= Lavingji Thakor =

Indian politician

Lavingji Muljiji Solanki Thakor (born 1955) is an Indian politician from Gujarat. He is a member of the Gujarat Legislative Assembly from Radhanpur Assembly constituency in Patan district. He won the 2022 Gujarat Legislative Assembly election representing Bharatiya Janata Party.
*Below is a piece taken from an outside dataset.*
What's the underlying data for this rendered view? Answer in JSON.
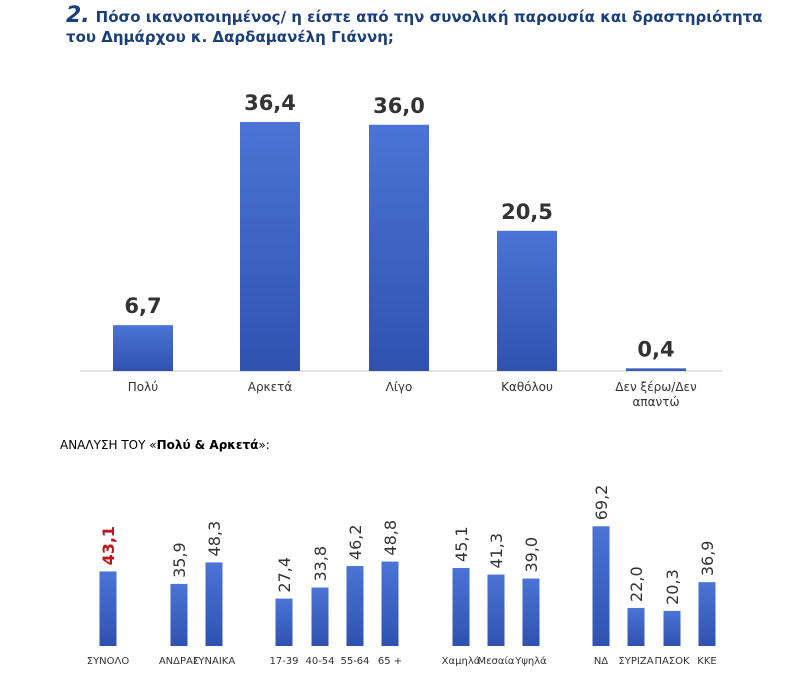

== Early life and education ==
Thakor is from Radhanpur, Patan district, Gujarat. He is the son of Muljiji Solanki. He studied at the Primary School, Parsud, Santalpur taluk, Patan district, till Class 4 and later discontinued his studies. His profession before entering political life was farming.

== Career ==
Thakor won from Radhanpur Assembly constituency representing the Bharatiya Janata Party in the 2022 Gujarat Legislative Assembly election. He polled 104,512 votes and defeated his nearest rival, Raghubhai Desai of the Indian National Congress, by 22,467 votes. He became an MLA for the first time winning the Radhanpur seat in the 1995 Gujarat Legislative Assembly election as an independent candidate. He lost the 2017 Gujarat Legislative Assembly election to Alpesh Khadaji Thakor of the Indian National Congress by 14,857 votes.